Preto, pobre e suburbano

Esse aqui é o cotidiano de um simples jornalista carioca que mora e circula pra cima e pra baixo na cidade de São Sebastião do Rio de Janeiro. Mas acaba sempre voltando pra a base, em Bangu - terra onde só os fortes sobrevivem pq é longe pra burro e tem que ter saco pra aturar as idas e vindas...

terça-feira, junho 22, 2004

Hoje deu vontade de escrever... Vou relatar minha volta pra casa após o trabalho.

Saí do escritório lá pelas 18h30, fui pegar o trem na Central. Não é normal q eu tome essa opçao, mas olhando o trânsito parado nas principais vias, nao tive dúvida. Fui pra gare.

Entrei, paguei meu R$1,35 e pulei no último vagão do Santa Cruz q sairia às 18h55. Tava lá, pensando na vida.
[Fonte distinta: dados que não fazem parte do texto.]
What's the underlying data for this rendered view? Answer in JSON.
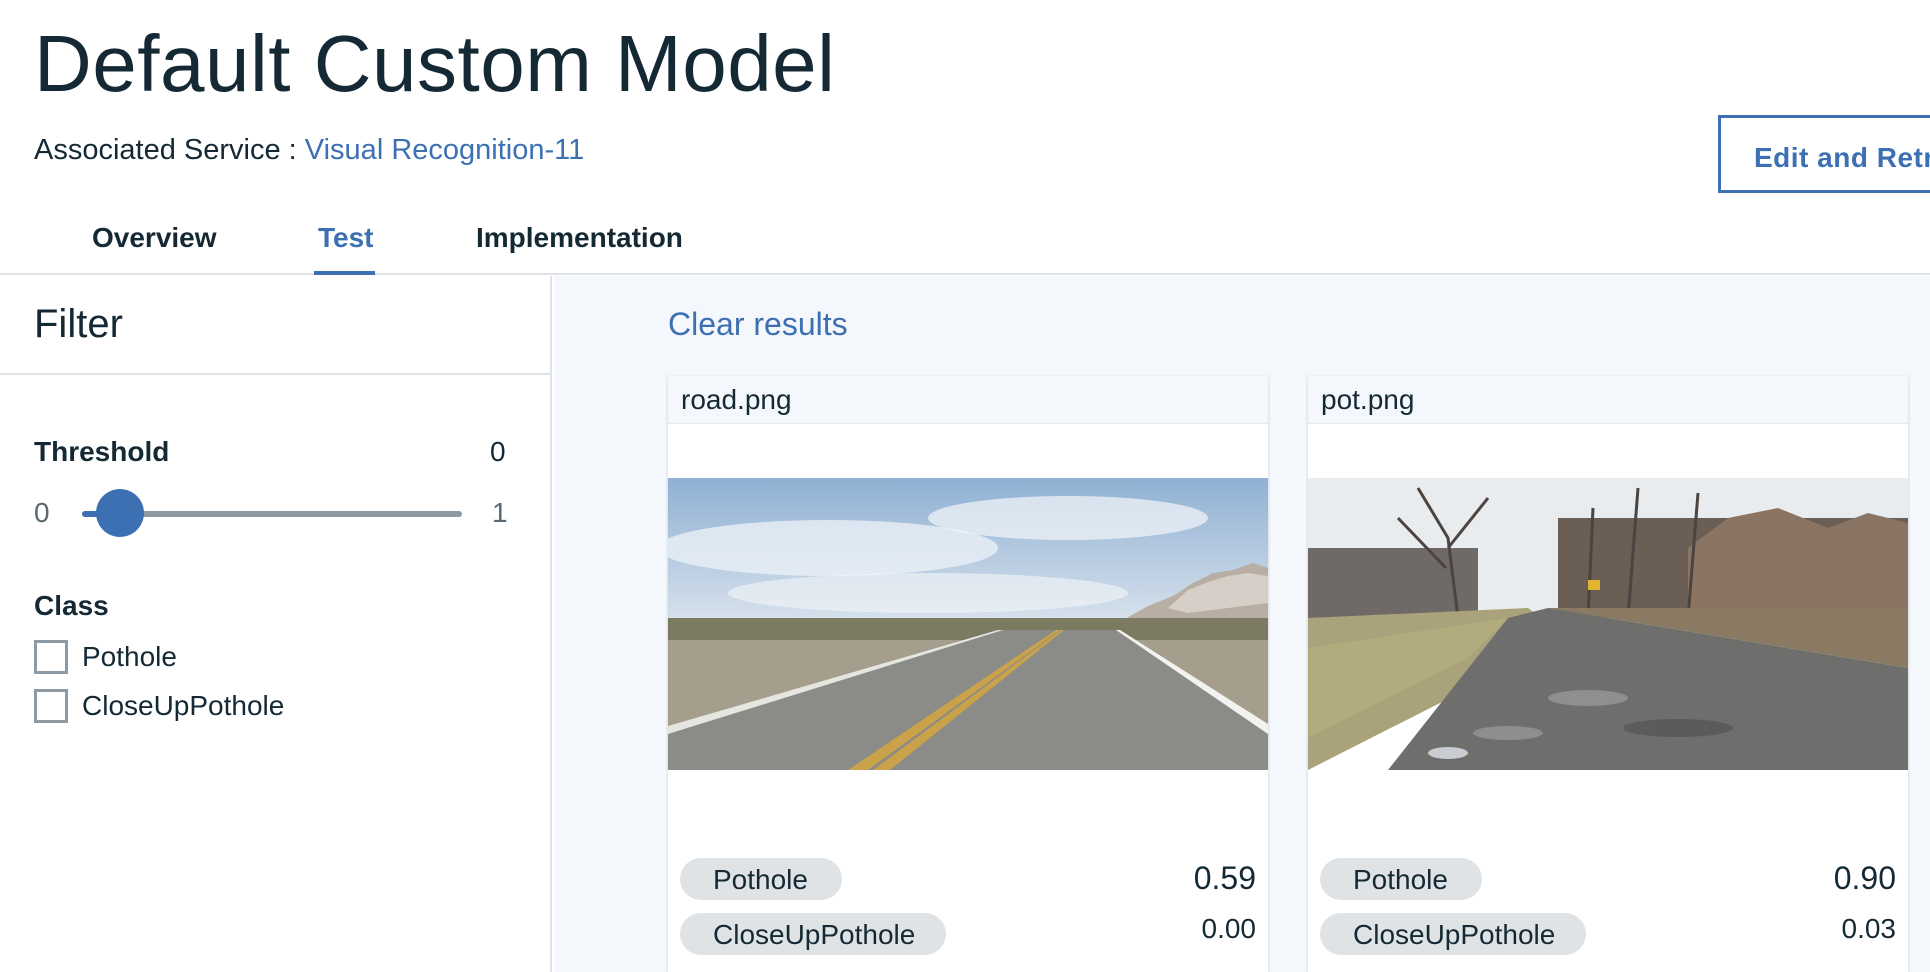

No tudo, no nada...

Já se entrando pela Zona Norte um cheirinho bom começou a pintar. A cada vez q o trem parava numa estaçao próxima às casas um cheirinho bom de feijao entrava pelo vagao. Sabe aquele feijao de mae? Pois é, me enchia de água na boa. Existem algumas estaçoes onde as casas sao separadas só por um muro.

Já com fome, um vendedor anunciada sua paçoca por R$0,10. Dez centavinhos... Geral comprou. Via notinhas de um real pulando na mão do camelô, gente comprava sempre mais de uma paçoca. Tb pudera, depois do cheirinho do feijao de mae o docinho de amendoim até q caía bem pra enganar a fome...

Do lado de fora, os bares (botecoes mermo, aqueles bem copo sujo, bem caga-sangue) cheios. A marmanjada descendo dos onibus e dos trens, tomando um gelolzinho (=cerveja) antes de se dirigir pra casa e encontrar suas 'donas patroas.

Já em Magalhães Bastos surgiu a figuraça do dia. Um senhor com cabelo como o meu, rascunho de bléquipauer, um boné azul surrado de campanha de deputado federal, uma camisa bege tb surrada, óculos de armaçao de arame grosso, uns pouquíssimos dentes espalhados pela gengiva. Mas o visual nao era tudo. Ele era camelô tb, vendia jujuba de menta. Vinha desde o outro extremo do vagão meio q uivando. Quando chegou mais perto pude perceber q nao uivada na realidade, dizia "Vai acabar!". Referia-se ao seu produto. Agora, como ele conseguia fazer o fonema A sair uivado é q nao faço a menor idéia. Mas foi bem na minha frente, eu vi e ouvi.

Tive até vontade de comprar. Era um por R$0,20, dois por R$0,50. O sujeito desceu em Realengo.

Fiquei imaginando como o cara conseguia uivar falando "vai acabar" quando olhei pra frente e tava lá, a quadra da Mocidade Independente. Logo, Padre Miguel. Td na boa, a próxima estaçao já era a minha, Guilherme da Silveira.

Nem vi q já tinham passado as vinte e quatro estaçoes. Desci do trem às 19h 40. Rapidinho.

Hoje nem foi doloroso voltar pra casa.